In order to use this potential, an online platform is needed, which unfortunately still requires a lot of programming. Current online tools make surveys more detailed and adaptable to the participants, but adaptation and testing become more difficult and take longer.

Deliberate misuse is possible with a DAD, just as with all real-time Delphi studies or social science surveys - but has not been known so far. Biases can occur just as in other surveys, but are more often revealed through argumentation and communicative exchange. Nevertheless, it cannot be ruled out that misuse of the increasingly simple tools and misinterpretation of the statistics will increase.

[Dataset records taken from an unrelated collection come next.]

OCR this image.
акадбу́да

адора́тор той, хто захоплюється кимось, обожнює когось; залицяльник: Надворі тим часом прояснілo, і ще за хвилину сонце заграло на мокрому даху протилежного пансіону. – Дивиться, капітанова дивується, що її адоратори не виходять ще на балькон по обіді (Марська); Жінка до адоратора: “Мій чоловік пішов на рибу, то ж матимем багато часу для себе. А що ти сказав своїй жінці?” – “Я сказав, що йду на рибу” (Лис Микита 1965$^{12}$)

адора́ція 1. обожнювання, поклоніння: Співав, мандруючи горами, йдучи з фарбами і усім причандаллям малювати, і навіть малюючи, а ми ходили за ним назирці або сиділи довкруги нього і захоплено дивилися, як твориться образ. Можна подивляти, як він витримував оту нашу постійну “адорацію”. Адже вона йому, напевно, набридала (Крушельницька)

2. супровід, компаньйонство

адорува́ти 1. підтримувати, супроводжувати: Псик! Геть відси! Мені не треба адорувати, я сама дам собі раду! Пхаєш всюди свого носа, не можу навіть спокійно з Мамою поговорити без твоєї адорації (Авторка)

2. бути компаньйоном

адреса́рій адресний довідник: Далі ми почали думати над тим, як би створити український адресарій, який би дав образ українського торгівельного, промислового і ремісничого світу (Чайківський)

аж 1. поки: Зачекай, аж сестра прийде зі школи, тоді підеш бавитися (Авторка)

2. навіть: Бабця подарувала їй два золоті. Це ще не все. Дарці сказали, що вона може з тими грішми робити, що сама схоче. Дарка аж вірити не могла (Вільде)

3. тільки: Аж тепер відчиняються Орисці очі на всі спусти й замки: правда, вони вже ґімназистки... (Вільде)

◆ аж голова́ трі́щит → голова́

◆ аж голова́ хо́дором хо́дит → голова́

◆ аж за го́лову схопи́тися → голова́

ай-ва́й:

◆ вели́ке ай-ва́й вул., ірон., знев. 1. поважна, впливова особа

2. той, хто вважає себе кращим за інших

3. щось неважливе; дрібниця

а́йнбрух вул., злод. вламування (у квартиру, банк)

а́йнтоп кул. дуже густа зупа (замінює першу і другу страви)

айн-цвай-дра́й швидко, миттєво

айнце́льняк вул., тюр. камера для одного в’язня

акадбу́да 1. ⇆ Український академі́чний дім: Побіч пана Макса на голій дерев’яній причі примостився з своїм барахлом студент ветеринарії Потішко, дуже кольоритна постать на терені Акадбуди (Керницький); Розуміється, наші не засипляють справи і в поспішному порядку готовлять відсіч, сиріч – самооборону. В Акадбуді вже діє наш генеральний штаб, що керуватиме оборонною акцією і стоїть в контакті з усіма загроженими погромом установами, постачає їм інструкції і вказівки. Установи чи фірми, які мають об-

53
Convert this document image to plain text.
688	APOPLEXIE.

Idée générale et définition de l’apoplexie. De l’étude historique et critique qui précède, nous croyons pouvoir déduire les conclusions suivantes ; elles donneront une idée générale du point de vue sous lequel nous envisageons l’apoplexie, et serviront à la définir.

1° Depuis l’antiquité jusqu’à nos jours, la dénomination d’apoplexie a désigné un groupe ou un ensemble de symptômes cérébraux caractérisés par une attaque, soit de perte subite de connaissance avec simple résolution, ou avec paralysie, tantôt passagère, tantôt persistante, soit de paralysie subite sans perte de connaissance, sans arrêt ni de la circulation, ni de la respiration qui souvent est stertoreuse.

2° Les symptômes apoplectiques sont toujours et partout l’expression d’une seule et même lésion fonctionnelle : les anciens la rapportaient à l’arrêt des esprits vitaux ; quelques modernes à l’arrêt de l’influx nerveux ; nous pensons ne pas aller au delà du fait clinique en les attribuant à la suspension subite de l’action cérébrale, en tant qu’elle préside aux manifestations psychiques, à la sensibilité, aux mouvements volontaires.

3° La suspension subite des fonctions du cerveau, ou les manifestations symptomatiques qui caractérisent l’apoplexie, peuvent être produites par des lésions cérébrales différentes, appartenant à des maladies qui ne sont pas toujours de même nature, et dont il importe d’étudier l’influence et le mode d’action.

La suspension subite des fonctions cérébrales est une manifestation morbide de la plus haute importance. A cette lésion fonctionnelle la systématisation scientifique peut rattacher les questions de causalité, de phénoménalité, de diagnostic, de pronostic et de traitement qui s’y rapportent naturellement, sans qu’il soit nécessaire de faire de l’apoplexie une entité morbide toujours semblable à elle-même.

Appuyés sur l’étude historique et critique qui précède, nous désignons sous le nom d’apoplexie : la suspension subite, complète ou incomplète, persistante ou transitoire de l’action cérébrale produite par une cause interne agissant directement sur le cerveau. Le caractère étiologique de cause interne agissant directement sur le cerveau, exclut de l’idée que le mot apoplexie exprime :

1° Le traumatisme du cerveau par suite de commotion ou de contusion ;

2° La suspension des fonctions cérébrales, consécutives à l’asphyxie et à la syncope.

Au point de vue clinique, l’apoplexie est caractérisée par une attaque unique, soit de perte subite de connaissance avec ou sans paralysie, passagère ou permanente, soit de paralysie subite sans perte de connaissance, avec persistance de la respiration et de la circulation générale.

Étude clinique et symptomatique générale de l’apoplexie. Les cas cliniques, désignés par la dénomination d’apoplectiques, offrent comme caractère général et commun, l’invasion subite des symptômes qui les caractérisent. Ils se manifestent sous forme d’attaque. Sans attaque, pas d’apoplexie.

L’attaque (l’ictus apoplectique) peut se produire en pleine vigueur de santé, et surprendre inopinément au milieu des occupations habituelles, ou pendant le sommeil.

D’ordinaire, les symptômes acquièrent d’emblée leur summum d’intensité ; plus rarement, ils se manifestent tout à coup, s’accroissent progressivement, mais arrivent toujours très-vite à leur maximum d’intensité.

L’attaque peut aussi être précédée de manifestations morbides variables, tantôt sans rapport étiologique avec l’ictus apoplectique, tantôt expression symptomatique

However, the main problem that all surveys have today cannot be solved by a DAD either: In a time of information overload, it is becoming increasingly difficult to attract and retain knowledgeable people (experts) to participate in the survey, to convince them to read through everything and come back several times to revise their own assessment if necessary. Whereas in the early days of national Delphi studies (Kuwahara et al., 2008; Cuhls et al., 2002, 1998, Cuhls, 2016, 1998, BMFT 1993) it was still possible to score points with the incentive that participants would receive the results automatically and earlier than others, such incentives no longer work today. Even in Japan, a country with more than 50 years of experience and national Delphi studies every five years (latest version: NISTEP 2019), this decline in participation can be observed. Scientific studies with many participants (“big Delphis”) like BOHEMIA will therefore remain rare. However, the potential of “communicating with many” about very different future issues is there. With DAD, swarm intelligence (see also Surowiecki, 2017 and 2004) could indeed be used and activated, if it really exists.

In terms of content, Dynamic Argumentative Delphi studies offer immense potential not only to provide assessments of future issues, but also to generate qualitative information for a better classification and understanding of the (statistical) results in cases of topics, theses and issues that have to be judged for and under uncertainty. For the judgement of relatively clear and certain issues, a Delphi is not necessary.